In this paper, the LM method was developed by considering a family of clamped-free (homogeneous Dirichlet-homogeneous Neumann) modeshapes. It is here shown how the method can generate an approximate solution to a bar problem with homogeneous Dirichlet-non-homogeneous Neumann boundary condition. To this end, we reduce the Helmholtz equation to a time-independent configuration. It the becomes \(u_{,xx}(x) = 0\), \(x\in ]0,1[\), with \(u(0)=0\) and \(u_{x}(1)=1\) (non-homogeneous Neumann BC). The exact solution is \(u(x) = x\), \(x\in [0,1]\). The clamp-free modes of the bar are listed in Eq. 14. Using them to expand the approximation leads to the weak form

$$\begin{aligned} \int _0^1\bigl (\varvec{\phi }_{x}(x)^{\top } \varvec{\phi }_{x}(x)\bigr ) \textrm{d} x ~\textbf{u}=\varvec{\phi }(1) \end{aligned}$$

(B.1)

with⁴\(\textbf{u}\equiv \left[ a_1, \ldots , a_{\!N}\right] ^{\top }\) storing the contributions of the shape functions (ie, the linear modes) collected in \(\varvec{\phi }(x) \equiv \left[ \phi _1(x), \ldots , \phi _{\!N}(x)\right] ^{\top }\). The system of linear equations simplifies to \(\omega _i^2 a_i = (-1)^{i-1}\sqrt{2}\), \(i=1,\ldots ,N\) so that \(a_i = (-1)^{i-1}\sqrt{2}/\omega _i^2\) and the approximated displacement solution of the system reads

$$\begin{aligned} u_{\!N}(x) = \sum _{i = 1}^{N}(-1)^{i-1}\frac{2}{\omega _i^2}\sin (\omega _i x),\quad \omega _i = \frac{2i-1}{2}\pi ,\nonumber \\ \end{aligned}$$

(B.2)

which converges pointwise to the exact solution \(u(x) = x\) as \(N\rightarrow \infty \).

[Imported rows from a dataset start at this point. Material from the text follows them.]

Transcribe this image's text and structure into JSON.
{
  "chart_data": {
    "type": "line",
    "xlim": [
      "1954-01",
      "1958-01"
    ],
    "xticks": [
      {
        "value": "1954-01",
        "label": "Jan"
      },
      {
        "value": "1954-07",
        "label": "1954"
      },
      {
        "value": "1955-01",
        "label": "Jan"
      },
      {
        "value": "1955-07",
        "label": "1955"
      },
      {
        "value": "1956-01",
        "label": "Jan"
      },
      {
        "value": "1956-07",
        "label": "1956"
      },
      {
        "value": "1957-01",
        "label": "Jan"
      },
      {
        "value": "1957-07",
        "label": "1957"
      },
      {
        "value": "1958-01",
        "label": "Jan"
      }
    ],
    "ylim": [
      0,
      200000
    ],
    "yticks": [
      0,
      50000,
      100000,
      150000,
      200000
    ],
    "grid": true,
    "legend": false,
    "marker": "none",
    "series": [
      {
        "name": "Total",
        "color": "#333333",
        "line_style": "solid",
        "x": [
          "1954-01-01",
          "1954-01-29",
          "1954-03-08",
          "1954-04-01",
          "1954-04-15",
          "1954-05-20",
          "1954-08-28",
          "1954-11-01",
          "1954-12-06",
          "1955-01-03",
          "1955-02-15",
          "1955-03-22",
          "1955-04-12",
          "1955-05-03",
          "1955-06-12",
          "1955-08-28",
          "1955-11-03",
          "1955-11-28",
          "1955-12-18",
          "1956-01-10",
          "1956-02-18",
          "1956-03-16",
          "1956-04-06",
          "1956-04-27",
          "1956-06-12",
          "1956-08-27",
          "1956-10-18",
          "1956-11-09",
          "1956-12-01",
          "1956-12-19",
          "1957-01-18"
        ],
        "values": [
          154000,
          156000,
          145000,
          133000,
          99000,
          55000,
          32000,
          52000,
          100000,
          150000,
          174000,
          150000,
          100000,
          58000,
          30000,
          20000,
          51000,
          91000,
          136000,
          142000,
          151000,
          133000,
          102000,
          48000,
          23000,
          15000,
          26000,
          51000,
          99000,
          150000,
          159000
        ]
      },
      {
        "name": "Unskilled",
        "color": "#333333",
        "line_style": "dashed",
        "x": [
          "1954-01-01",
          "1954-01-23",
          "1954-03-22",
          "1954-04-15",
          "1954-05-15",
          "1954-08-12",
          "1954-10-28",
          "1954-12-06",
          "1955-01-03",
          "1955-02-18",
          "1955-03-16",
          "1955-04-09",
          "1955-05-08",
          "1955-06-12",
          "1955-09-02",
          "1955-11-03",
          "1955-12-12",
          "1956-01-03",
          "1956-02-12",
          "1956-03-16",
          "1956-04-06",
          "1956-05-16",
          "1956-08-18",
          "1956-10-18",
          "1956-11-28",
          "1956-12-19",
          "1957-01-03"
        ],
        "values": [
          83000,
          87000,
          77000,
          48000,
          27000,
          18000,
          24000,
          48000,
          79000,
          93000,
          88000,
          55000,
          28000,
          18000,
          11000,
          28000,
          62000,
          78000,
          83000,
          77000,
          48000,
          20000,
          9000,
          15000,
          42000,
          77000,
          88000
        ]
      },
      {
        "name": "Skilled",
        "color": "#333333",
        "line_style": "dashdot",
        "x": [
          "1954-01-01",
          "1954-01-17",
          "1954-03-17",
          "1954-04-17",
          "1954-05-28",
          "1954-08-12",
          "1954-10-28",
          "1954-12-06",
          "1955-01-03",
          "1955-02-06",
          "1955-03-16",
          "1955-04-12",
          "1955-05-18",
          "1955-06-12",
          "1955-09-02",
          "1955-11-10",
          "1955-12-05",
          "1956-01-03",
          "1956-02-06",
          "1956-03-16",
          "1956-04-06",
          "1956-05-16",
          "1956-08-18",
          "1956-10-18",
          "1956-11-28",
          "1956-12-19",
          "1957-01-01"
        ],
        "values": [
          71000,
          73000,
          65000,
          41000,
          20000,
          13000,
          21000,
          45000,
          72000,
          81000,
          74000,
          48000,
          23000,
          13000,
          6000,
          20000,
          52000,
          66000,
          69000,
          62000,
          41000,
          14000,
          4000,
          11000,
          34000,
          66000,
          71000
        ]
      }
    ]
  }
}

The approximate transfer function defined in the paper reduces here to \(G_{\!N}=u_{\!N}(1)\) since it is assumed that \(p=1\).Accordingly, the convergence of \(u_{\!N}(1)\) as \(N\rightarrow \infty \) is clarified. Equation B.2 yields

$$\begin{aligned} \lim _{N\rightarrow \infty }u_{\!N}(1) =\frac{8}{\pi ^2}\sum _{i=1}^\infty \frac{1}{(2i-1)^2}=1=u(1). \end{aligned}$$

(B.3)

The error caused by truncation at order N is

$$\begin{aligned} E_{\!N} =|u(1)-u_{\!N}(1)|= \frac{8}{\pi ^2}\sum _{i=N+1}^\infty \frac{1}{(2i-1)^2} \end{aligned}$$

(B.4)

with the following bounds:

$$\begin{aligned} \int _{N+1}^\infty \frac{1}{(2x-1)^2}\mathop {}\!\textrm{d}x\le & {} \sum _{i=N+1}^\infty \frac{1}{(2i-1)^2}\nonumber \\\le & {} \int _{N}^\infty \frac{1}{(2x-1)^2}\mathop {}\!\textrm{d}x. \end{aligned}$$

(B.5)

Further evaluation of the upper and lower bounds leads to

$$\begin{aligned} \frac{8}{\pi ^2}\frac{1}{4N+2}<E_{\!N}<\frac{8}{\pi ^2}\frac{1}{4N-2} \end{aligned}$$

(B.6)

indicating that the sequence \(\{u_{\!N}(1)\}\) for N sufficiently large has the rate of convergence O(1/N) and so has \(G_{\!N}\), which matches the derivations reported in Sect. 4.1.

Although \(u_{\!N}(x)\) converges pointwise to the exact solution, see Fig. 28a, the approximated strain

$$\begin{aligned} u_{\!N,x}(x) = 2\sum _{i = 1}^{N}\frac{\cos (\omega _i x)}{\omega _i},\quad \omega _i = \frac{2i-1}{2}\pi \end{aligned}$$

(B.7)

only converges in \(L^2\) sense to \(u_x\). Obviously, the approximated strain vanishes at \(x=1\), that is \(u_{\!N,x}(1)=0\), which is independent of N, and does not converge to the exact strain \(u_{x}(1)=1\). A Gibbs phenomenon is thus generated (here in space) around \(x = 1\). The conclusion is the following: in the approximate solution, the LM method generates a Gibbs phenomenon in space which adds to the Gibbs phenomenon in time induced by HBM. The associated expansion family is clearly not optimal for the problem at hand but convergence is still achieved in a weak sense.